Ron Singer obituary

My friend and stepfather, Ron Singer, who has died aged 71 following a heart attack, was a doctor, trade unionist and socialist.

A GP who was passionate about organising doctors into a union, Ron was chair of the Medical Practitioners’ Union, later Doctors in Unite, (2000-14), and represented the union on the GP committee of the British Medical Association for more than 20 years.

In 1975 Ron had led a junior doctors’ strike to shorten the 80- to 120-hour working week. Forty years on he campaigned with today’s junior doctors, supporting their strike against the Tories’ attempt to impose an “unsafe and unfair” contract.

In 2012 he pursued the then health secretary Andrew Lansley down a corridor at the Royal Free hospital, insisting that he should answer questions about the health and social care bill, which furthered privatisation of health service provision. Ron wrote for the Guardian on both these matters.

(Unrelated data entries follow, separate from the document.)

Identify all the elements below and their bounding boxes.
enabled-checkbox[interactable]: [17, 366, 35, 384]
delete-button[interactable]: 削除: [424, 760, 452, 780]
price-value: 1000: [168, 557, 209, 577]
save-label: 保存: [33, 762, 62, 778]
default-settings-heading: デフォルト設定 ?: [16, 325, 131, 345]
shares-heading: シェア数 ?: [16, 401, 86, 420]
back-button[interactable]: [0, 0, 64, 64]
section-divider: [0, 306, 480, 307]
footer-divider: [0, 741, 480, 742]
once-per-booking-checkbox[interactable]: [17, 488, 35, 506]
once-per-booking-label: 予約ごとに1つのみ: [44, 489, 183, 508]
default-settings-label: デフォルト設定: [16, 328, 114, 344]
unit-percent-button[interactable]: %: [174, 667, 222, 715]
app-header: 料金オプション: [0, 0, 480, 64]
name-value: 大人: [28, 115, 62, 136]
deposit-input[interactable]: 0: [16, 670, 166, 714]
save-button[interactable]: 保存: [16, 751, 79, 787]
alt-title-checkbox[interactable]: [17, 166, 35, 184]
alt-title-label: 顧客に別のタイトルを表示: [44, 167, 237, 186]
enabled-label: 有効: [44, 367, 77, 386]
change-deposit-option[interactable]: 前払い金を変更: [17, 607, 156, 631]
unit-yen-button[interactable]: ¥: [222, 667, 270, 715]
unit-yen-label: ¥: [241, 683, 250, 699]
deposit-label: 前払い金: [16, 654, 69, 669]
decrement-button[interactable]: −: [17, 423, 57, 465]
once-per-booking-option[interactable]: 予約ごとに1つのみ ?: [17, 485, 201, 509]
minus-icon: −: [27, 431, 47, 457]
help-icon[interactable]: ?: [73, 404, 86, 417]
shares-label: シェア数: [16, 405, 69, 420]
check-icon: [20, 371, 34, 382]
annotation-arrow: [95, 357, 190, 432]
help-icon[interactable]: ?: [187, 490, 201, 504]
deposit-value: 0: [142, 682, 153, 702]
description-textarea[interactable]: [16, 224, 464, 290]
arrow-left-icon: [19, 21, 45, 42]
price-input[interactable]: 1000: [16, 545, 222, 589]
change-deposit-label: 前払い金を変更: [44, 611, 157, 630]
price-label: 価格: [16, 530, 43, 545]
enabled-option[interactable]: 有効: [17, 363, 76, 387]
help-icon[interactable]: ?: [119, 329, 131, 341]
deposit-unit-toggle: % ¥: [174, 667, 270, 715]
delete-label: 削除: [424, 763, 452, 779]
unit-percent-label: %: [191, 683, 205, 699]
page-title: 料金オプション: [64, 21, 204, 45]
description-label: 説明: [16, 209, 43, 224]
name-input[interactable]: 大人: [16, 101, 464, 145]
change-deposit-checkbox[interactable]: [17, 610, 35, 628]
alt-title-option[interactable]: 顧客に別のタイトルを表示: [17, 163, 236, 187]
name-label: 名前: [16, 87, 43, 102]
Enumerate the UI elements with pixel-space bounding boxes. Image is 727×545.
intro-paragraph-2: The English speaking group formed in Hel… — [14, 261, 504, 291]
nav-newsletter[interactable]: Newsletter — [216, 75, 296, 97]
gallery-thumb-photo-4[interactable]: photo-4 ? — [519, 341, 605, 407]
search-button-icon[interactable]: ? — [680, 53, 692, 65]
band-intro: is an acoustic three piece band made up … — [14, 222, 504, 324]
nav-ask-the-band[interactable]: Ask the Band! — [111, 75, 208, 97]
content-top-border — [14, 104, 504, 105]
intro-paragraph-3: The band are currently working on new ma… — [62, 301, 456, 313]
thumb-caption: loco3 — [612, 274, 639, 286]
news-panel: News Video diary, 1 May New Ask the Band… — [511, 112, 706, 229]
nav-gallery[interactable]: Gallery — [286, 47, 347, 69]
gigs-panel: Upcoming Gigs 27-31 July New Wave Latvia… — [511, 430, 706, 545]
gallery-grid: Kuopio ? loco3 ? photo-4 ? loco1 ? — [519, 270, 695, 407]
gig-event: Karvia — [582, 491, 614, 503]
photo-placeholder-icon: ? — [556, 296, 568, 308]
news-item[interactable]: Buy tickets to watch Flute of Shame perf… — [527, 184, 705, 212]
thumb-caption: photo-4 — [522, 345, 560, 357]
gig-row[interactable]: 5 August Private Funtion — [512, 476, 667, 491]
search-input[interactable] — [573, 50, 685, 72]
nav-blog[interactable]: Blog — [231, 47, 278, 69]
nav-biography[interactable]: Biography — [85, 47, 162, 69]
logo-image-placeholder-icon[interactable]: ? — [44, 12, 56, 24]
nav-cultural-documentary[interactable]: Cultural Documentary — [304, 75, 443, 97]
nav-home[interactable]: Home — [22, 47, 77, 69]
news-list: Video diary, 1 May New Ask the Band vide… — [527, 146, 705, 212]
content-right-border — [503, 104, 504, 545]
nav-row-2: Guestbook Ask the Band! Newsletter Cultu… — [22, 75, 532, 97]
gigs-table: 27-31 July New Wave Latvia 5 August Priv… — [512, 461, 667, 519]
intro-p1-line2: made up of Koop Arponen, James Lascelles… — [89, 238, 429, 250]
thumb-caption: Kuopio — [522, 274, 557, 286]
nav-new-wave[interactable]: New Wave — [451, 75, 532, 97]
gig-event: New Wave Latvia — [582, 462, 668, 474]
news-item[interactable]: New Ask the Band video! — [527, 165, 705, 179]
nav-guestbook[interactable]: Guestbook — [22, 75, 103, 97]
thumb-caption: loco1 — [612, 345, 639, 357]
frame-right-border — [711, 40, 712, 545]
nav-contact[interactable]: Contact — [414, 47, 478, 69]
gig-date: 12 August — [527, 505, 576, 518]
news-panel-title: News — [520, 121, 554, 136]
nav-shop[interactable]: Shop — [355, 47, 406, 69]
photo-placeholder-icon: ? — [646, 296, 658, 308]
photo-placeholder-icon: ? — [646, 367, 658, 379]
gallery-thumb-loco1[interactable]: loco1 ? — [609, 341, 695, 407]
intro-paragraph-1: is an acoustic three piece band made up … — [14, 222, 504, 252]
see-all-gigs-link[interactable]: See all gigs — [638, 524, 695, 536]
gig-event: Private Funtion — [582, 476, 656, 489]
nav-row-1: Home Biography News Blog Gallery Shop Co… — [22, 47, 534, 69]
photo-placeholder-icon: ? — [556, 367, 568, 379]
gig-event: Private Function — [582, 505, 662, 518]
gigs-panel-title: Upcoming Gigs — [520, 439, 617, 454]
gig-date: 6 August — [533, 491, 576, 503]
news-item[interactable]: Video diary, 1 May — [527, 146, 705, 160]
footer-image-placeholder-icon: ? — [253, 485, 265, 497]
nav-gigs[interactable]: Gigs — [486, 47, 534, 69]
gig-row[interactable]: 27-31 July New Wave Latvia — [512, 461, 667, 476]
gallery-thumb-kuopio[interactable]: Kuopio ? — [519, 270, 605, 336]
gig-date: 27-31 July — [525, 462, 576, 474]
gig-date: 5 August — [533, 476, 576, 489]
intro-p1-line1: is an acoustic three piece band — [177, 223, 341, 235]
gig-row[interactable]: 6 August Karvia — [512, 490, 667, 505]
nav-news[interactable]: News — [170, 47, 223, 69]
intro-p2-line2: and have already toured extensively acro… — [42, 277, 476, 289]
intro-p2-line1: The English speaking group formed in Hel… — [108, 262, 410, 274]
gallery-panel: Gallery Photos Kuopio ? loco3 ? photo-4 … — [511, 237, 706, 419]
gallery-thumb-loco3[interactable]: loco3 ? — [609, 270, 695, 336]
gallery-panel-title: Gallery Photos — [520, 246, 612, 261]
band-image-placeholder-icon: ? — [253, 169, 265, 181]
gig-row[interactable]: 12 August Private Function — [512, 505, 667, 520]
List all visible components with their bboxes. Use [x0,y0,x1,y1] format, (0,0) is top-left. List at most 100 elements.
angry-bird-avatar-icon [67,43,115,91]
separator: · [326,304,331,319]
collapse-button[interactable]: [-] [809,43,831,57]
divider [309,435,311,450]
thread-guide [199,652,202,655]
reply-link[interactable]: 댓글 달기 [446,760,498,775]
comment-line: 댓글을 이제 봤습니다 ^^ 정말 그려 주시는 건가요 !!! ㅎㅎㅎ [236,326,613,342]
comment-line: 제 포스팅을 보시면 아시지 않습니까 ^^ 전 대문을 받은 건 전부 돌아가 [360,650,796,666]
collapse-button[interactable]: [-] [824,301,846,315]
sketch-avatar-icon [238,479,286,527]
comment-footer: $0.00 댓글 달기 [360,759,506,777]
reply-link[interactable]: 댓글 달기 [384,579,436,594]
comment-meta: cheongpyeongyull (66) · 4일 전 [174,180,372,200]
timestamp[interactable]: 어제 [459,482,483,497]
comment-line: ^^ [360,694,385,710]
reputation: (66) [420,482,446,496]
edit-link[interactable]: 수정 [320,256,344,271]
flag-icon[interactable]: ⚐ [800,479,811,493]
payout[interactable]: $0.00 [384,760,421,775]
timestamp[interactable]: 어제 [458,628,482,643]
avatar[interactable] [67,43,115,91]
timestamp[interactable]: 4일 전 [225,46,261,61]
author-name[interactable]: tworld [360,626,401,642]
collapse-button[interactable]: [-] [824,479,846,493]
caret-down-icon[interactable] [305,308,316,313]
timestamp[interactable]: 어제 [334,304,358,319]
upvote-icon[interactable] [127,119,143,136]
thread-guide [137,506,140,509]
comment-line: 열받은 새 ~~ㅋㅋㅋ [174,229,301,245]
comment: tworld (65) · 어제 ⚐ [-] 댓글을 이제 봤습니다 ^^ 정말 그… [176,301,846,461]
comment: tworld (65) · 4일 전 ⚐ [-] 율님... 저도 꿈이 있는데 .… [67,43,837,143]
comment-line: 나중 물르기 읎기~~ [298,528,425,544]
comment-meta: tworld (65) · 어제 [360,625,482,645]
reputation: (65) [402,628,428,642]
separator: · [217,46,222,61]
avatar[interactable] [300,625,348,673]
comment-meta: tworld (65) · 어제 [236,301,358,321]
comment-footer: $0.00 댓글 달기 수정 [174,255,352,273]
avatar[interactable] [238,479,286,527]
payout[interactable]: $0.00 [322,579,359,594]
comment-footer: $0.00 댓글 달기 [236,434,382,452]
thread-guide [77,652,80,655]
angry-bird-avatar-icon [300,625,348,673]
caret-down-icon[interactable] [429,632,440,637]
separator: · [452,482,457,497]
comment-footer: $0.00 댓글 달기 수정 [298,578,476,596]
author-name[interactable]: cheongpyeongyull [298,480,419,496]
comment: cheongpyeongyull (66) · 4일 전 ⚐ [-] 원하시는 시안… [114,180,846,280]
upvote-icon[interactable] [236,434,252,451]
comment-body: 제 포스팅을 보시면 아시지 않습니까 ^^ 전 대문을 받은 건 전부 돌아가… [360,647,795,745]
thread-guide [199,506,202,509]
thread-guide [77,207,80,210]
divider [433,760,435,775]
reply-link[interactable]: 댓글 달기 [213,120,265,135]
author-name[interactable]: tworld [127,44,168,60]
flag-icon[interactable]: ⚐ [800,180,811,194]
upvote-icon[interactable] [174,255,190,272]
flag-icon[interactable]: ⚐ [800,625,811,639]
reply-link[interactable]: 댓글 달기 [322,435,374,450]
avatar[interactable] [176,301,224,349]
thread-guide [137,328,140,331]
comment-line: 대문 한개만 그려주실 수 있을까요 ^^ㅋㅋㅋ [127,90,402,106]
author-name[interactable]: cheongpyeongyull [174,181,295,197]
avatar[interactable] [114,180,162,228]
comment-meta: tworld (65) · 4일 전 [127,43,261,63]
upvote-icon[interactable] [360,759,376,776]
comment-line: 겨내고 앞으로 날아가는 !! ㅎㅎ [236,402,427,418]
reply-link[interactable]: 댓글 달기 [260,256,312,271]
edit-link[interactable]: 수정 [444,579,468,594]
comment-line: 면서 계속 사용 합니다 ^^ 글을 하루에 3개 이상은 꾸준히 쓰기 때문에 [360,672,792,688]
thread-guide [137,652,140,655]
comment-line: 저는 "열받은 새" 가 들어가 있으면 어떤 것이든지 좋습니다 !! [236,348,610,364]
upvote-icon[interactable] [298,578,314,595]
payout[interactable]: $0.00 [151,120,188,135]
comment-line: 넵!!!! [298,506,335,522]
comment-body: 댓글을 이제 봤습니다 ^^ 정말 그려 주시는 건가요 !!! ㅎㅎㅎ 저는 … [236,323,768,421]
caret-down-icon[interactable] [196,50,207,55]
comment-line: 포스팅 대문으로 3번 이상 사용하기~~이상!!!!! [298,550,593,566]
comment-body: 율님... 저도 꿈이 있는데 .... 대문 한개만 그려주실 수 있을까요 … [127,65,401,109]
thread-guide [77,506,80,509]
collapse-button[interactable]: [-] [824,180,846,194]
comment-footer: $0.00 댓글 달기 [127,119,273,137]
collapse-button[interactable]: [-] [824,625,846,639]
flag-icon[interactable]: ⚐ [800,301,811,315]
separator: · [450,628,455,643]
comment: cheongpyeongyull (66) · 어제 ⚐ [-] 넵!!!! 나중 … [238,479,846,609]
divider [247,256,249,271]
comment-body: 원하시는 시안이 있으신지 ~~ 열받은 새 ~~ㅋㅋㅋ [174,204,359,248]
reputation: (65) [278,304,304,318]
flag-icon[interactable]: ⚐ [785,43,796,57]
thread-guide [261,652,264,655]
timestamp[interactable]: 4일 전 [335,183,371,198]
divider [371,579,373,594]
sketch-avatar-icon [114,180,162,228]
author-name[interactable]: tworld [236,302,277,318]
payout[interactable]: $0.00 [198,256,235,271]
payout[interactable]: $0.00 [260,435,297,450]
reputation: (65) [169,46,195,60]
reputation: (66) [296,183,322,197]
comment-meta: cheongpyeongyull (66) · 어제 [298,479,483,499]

Born in east London, Ron was the son of Louis Singer, who ran a furniture retail business, and Patricia (nee Kempner). Louis died when Ron was seven, and Pat took over the family business. She went on to own and run the Best of British shop in Bloomsbury, selling handmade craft items. Ron went to William Ellis school in Highgate. After studying medicine at Clare College, Cambridge, and training at King’s College hospital, London, he qualified in 1973, and began working as a junior doctor the following year at the Hackney hospital.

Ron immediately began to organise his fellow workers at the hospital, and led a campaign against cuts. In January 1977 he was featured on the front page of the Daily Mirror in an article about his campaign by the journalist John Pilger.

From the early 1980s Ron worked as a GP partner at the Forest Road practice in Edmonton, north-east London, where he stayed for more than 25 years. He was widely respected and loved by colleagues and patients alike.

Ron campaigned to defend local services and to extend healthcare to vulnerable people. In all he did, he was a voice for the voiceless, a principled yet considered colleague, and always committed to his patients and community. He lived his politics.

Ron found love later in life when he met my mum, Jan Blake, a health visitor, in 2005. Their home was full of love, hospitality and music – Ron was a talented trumpeter and loved jazz – and they married in 2018.

Earlier this year Ron was due to have a defibrillator fitted. The procedure was cancelled twice due to a shortage of anaesthetists.

He is survived by Jan, his stepchildren, Liam and me, and his sister, Jill.